Comm'n, 461 U.S. 190, 201, 103 S.Ct. 1713, 1720, 75 L.Ed.2d 752
(1983) (quoting Abbott Laboratories v. Gardner, 387 U.S. 136,
87 S.Ct. 1507, 18 L.Ed.2d 681 (1967)).
The point would appear to have been reached because the
village incorporation has occurred. Jones v. Deutsch,
715 F. Supp. 1237, 1247 (S.D.N.Y. 1989) (where village incorporation
had not yet taken place, challenge to creation of village was
not ripe). See United States v.
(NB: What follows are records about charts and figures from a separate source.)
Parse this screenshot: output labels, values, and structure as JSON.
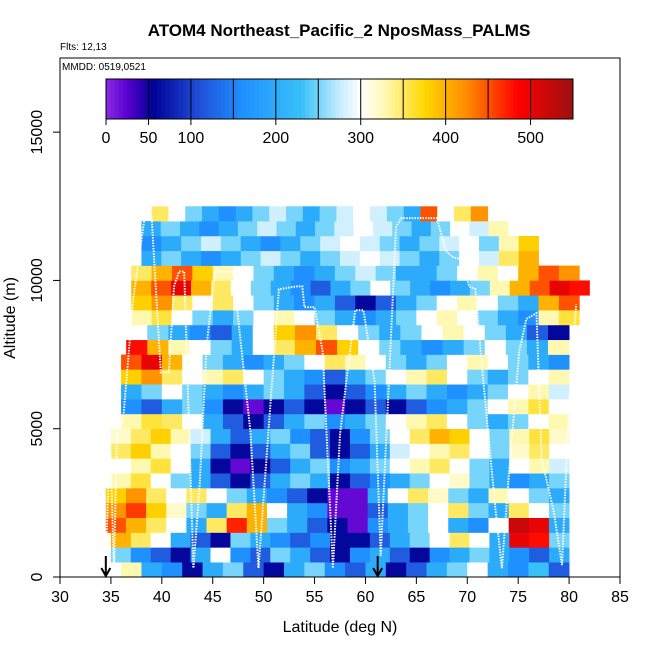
{
  "chart_data": {
    "type": "heatmap",
    "title": "ATOM4 Northeast_Pacific_2 NposMass_PALMS",
    "flights_label": "Flts: 12,13",
    "dates_label": "MMDD: 0519,0521",
    "xlabel": "Latitude (deg N)",
    "ylabel": "Altitude (m)",
    "xlim": [
      30,
      85
    ],
    "ylim": [
      0,
      17500
    ],
    "x_ticks": [
      "30",
      "35",
      "40",
      "45",
      "50",
      "55",
      "60",
      "65",
      "70",
      "75",
      "80",
      "85"
    ],
    "y_ticks": [
      "0",
      "5000",
      "10000",
      "15000"
    ],
    "colorbar": {
      "range": [
        0,
        550
      ],
      "tick_values": [
        0,
        50,
        100,
        200,
        300,
        400,
        500
      ],
      "tick_labels": [
        "0",
        "50",
        "100",
        "200",
        "300",
        "400",
        "500"
      ],
      "divider_values": [
        50,
        100,
        150,
        200,
        250,
        300,
        350,
        400,
        450,
        500
      ],
      "color_stops": [
        {
          "v": 0,
          "c": "#8a2be2"
        },
        {
          "v": 25,
          "c": "#5a00d0"
        },
        {
          "v": 55,
          "c": "#000095"
        },
        {
          "v": 110,
          "c": "#1f4fd8"
        },
        {
          "v": 160,
          "c": "#1e90ff"
        },
        {
          "v": 230,
          "c": "#38c0f8"
        },
        {
          "v": 275,
          "c": "#c6ecff"
        },
        {
          "v": 300,
          "c": "#ffffff"
        },
        {
          "v": 330,
          "c": "#fff8b0"
        },
        {
          "v": 375,
          "c": "#ffd700"
        },
        {
          "v": 425,
          "c": "#ff8c00"
        },
        {
          "v": 485,
          "c": "#ff0000"
        },
        {
          "v": 550,
          "c": "#9b1010"
        }
      ]
    },
    "arrows_at_latitude": [
      34.5,
      61.2
    ],
    "altitude_bin_m": 500,
    "heatmap_rows": [
      {
        "y0": 0,
        "x0": 36,
        "x1": 80,
        "v": [
          330,
          200,
          160,
          60,
          200,
          250,
          120,
          60,
          200,
          250,
          160,
          120,
          200,
          60,
          120,
          200,
          250,
          300,
          200,
          160,
          230,
          120
        ]
      },
      {
        "y0": 500,
        "x0": 35,
        "x1": 80,
        "v": [
          250,
          160,
          120,
          60,
          200,
          300,
          160,
          120,
          250,
          200,
          120,
          60,
          160,
          200,
          120,
          60,
          160,
          200,
          250,
          200,
          160,
          120,
          200
        ]
      },
      {
        "y0": 1000,
        "x0": 35,
        "x1": 80,
        "v": [
          400,
          350,
          300,
          200,
          120,
          60,
          250,
          200,
          160,
          120,
          160,
          60,
          60,
          120,
          200,
          250,
          300,
          350,
          300,
          200,
          500,
          480,
          250
        ]
      },
      {
        "y0": 1500,
        "x0": 34.5,
        "x1": 80,
        "v": [
          450,
          400,
          350,
          300,
          200,
          350,
          470,
          400,
          250,
          200,
          120,
          60,
          20,
          160,
          200,
          250,
          300,
          200,
          160,
          300,
          520,
          500,
          200
        ]
      },
      {
        "y0": 2000,
        "x0": 34.5,
        "x1": 80,
        "v": [
          420,
          460,
          380,
          320,
          250,
          200,
          350,
          400,
          300,
          200,
          160,
          20,
          20,
          120,
          200,
          250,
          300,
          350,
          250,
          200,
          350,
          300,
          250
        ]
      },
      {
        "y0": 2500,
        "x0": 34.5,
        "x1": 80,
        "v": [
          380,
          420,
          350,
          300,
          350,
          300,
          250,
          200,
          160,
          120,
          60,
          20,
          20,
          200,
          300,
          350,
          320,
          250,
          200,
          330,
          300,
          250,
          200
        ]
      },
      {
        "y0": 3000,
        "x0": 35,
        "x1": 80,
        "v": [
          330,
          360,
          300,
          250,
          200,
          120,
          60,
          120,
          200,
          250,
          200,
          60,
          120,
          160,
          200,
          250,
          300,
          320,
          250,
          200,
          160,
          200,
          250
        ]
      },
      {
        "y0": 3500,
        "x0": 35,
        "x1": 80,
        "v": [
          300,
          330,
          360,
          300,
          200,
          60,
          20,
          60,
          120,
          200,
          250,
          160,
          200,
          250,
          300,
          330,
          350,
          300,
          250,
          200,
          300,
          330,
          280
        ]
      },
      {
        "y0": 4000,
        "x0": 35,
        "x1": 80,
        "v": [
          350,
          380,
          330,
          300,
          250,
          120,
          60,
          120,
          200,
          250,
          120,
          60,
          120,
          200,
          280,
          300,
          330,
          350,
          300,
          250,
          320,
          350,
          300
        ]
      },
      {
        "y0": 4500,
        "x0": 35,
        "x1": 80,
        "v": [
          320,
          350,
          380,
          330,
          280,
          200,
          120,
          200,
          250,
          160,
          120,
          60,
          160,
          250,
          300,
          350,
          400,
          380,
          300,
          250,
          330,
          360,
          320
        ]
      },
      {
        "y0": 5000,
        "x0": 36,
        "x1": 80,
        "v": [
          330,
          360,
          350,
          300,
          200,
          120,
          60,
          120,
          200,
          250,
          160,
          200,
          250,
          300,
          330,
          350,
          300,
          250,
          200,
          250,
          300,
          330
        ]
      },
      {
        "y0": 5500,
        "x0": 36,
        "x1": 80,
        "v": [
          160,
          120,
          200,
          250,
          160,
          60,
          20,
          60,
          120,
          60,
          20,
          60,
          120,
          60,
          120,
          160,
          200,
          250,
          300,
          330,
          360,
          300
        ]
      },
      {
        "y0": 6000,
        "x0": 36,
        "x1": 80,
        "v": [
          200,
          250,
          300,
          250,
          200,
          160,
          200,
          250,
          200,
          120,
          60,
          120,
          160,
          200,
          250,
          200,
          160,
          200,
          250,
          300,
          330,
          280
        ]
      },
      {
        "y0": 6500,
        "x0": 36,
        "x1": 80,
        "v": [
          380,
          420,
          350,
          300,
          330,
          350,
          300,
          250,
          200,
          160,
          120,
          200,
          250,
          300,
          330,
          350,
          300,
          250,
          200,
          250,
          300,
          330
        ]
      },
      {
        "y0": 7000,
        "x0": 36,
        "x1": 80,
        "v": [
          450,
          500,
          400,
          300,
          250,
          200,
          160,
          200,
          250,
          300,
          350,
          330,
          300,
          250,
          200,
          250,
          300,
          330,
          300,
          250,
          200,
          160
        ]
      },
      {
        "y0": 7500,
        "x0": 36.5,
        "x1": 80,
        "v": [
          480,
          400,
          330,
          300,
          250,
          200,
          300,
          350,
          400,
          450,
          380,
          300,
          250,
          200,
          160,
          200,
          250,
          300,
          250,
          200,
          330
        ]
      },
      {
        "y0": 8000,
        "x0": 36.5,
        "x1": 80,
        "v": [
          300,
          250,
          200,
          160,
          120,
          200,
          300,
          380,
          420,
          350,
          300,
          250,
          200,
          250,
          300,
          330,
          300,
          250,
          200,
          120,
          60
        ]
      },
      {
        "y0": 8500,
        "x0": 37,
        "x1": 81,
        "v": [
          330,
          360,
          300,
          250,
          200,
          250,
          300,
          330,
          300,
          250,
          200,
          160,
          200,
          250,
          300,
          330,
          300,
          250,
          200,
          160,
          330,
          360
        ]
      },
      {
        "y0": 9000,
        "x0": 37,
        "x1": 81,
        "v": [
          380,
          420,
          350,
          300,
          350,
          300,
          250,
          200,
          160,
          200,
          120,
          60,
          120,
          200,
          250,
          300,
          330,
          300,
          250,
          200,
          400,
          450
        ]
      },
      {
        "y0": 9500,
        "x0": 37,
        "x1": 82,
        "v": [
          400,
          450,
          500,
          400,
          350,
          300,
          250,
          200,
          160,
          120,
          200,
          250,
          300,
          250,
          200,
          160,
          200,
          250,
          330,
          400,
          450,
          500,
          480
        ]
      },
      {
        "y0": 10000,
        "x0": 37,
        "x1": 81,
        "v": [
          350,
          400,
          450,
          380,
          330,
          300,
          250,
          200,
          160,
          200,
          250,
          280,
          250,
          200,
          200,
          250,
          300,
          330,
          300,
          400,
          450,
          420
        ]
      },
      {
        "y0": 10500,
        "x0": 38,
        "x1": 77,
        "v": [
          200,
          250,
          200,
          160,
          200,
          250,
          280,
          250,
          200,
          250,
          280,
          300,
          280,
          250,
          200,
          250,
          300,
          280,
          350,
          400
        ]
      },
      {
        "y0": 11000,
        "x0": 38,
        "x1": 77,
        "v": [
          160,
          200,
          250,
          280,
          250,
          200,
          160,
          200,
          250,
          280,
          300,
          280,
          250,
          200,
          250,
          280,
          300,
          250,
          330,
          380
        ]
      },
      {
        "y0": 11500,
        "x0": 38,
        "x1": 74,
        "v": [
          200,
          250,
          200,
          160,
          200,
          250,
          280,
          250,
          200,
          250,
          280,
          300,
          280,
          250,
          200,
          250,
          300,
          280,
          330
        ]
      },
      {
        "y0": 12000,
        "x0": 39,
        "x1": 72,
        "v": [
          350,
          300,
          250,
          200,
          160,
          200,
          250,
          280,
          250,
          200,
          250,
          280,
          300,
          280,
          250,
          200,
          450,
          300,
          350,
          420
        ]
      }
    ],
    "flight_track": [
      [
        34.6,
        1500
      ],
      [
        34.9,
        4900
      ],
      [
        35.3,
        200
      ],
      [
        35.6,
        4900
      ],
      [
        36.2,
        5300
      ],
      [
        37.2,
        9400
      ],
      [
        38.3,
        12100
      ],
      [
        39.0,
        12150
      ],
      [
        39.9,
        6900
      ],
      [
        40.7,
        6900
      ],
      [
        41.2,
        9800
      ],
      [
        41.7,
        10300
      ],
      [
        42.2,
        10300
      ],
      [
        43.1,
        300
      ],
      [
        43.7,
        3000
      ],
      [
        44.4,
        7800
      ],
      [
        45.2,
        10300
      ],
      [
        47.0,
        10300
      ],
      [
        48.7,
        4900
      ],
      [
        49.5,
        300
      ],
      [
        50.7,
        6000
      ],
      [
        51.5,
        9700
      ],
      [
        53.2,
        9800
      ],
      [
        53.8,
        9800
      ],
      [
        54.0,
        9100
      ],
      [
        55.0,
        9100
      ],
      [
        55.8,
        7600
      ],
      [
        56.8,
        300
      ],
      [
        57.5,
        4800
      ],
      [
        58.3,
        7100
      ],
      [
        59.0,
        9000
      ],
      [
        59.8,
        9000
      ],
      [
        60.9,
        6600
      ],
      [
        61.5,
        700
      ],
      [
        62.4,
        7300
      ],
      [
        63.0,
        11800
      ],
      [
        63.5,
        12100
      ],
      [
        67.0,
        12100
      ],
      [
        67.9,
        11000
      ],
      [
        68.5,
        10800
      ],
      [
        69.4,
        10700
      ],
      [
        70.2,
        9800
      ],
      [
        70.8,
        9700
      ],
      [
        71.5,
        6900
      ],
      [
        72.7,
        2500
      ],
      [
        73.4,
        300
      ],
      [
        74.1,
        3500
      ],
      [
        75.1,
        7600
      ],
      [
        75.8,
        8700
      ],
      [
        76.8,
        8900
      ],
      [
        77.3,
        4000
      ],
      [
        78.5,
        2200
      ],
      [
        79.3,
        400
      ],
      [
        80.0,
        5900
      ],
      [
        80.7,
        9200
      ]
    ]
  }
}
Scotland Neck City Bd. of
Educ., 407 U.S. 484, 486-87, 92 S.Ct. 2214, 2216, 33 L.Ed.2d 75
(1972) (issues ripe where state statute authorizing creation of
new school district had been approved in order to frustrate
school desegregation orders and ratified by voters); Lee v.
Macon County Bd. of Educ., 448 F.2d 746, 749, 752 (5th Cir.
1971) (incorporation of independent school district had
occurred making dispute ripe). The crux of this complaint is
that the boundaries of an incorporated village were chosen with
discriminatory intent. Gomillion, 364 U.S. 339, 81 S.Ct. 125.
In light of the plaintiffs' claims that the incorporation
itself is adversely impacting their freedom of association and
free exercise of religion, hardship would continue to accrue to
the plaintiffs were this court to withhold its consideration.
Thus, this case is ready for judicial intervention.
2. Claims Arising Under the First Amendment
Defendants suggest that the incorporation of Airmont is a
neutral governmental action which has an incidental impact upon
the free exercise of religion by the plaintiffs. Plaintiffs
respond that the incorporation is not neutral governmental
action because it was carried out to accomplish a
discriminatory purpose. We find that the facts alleged show
that the incorporation had more than an incidental impact on
plaintiffs' right of free exercise of religion.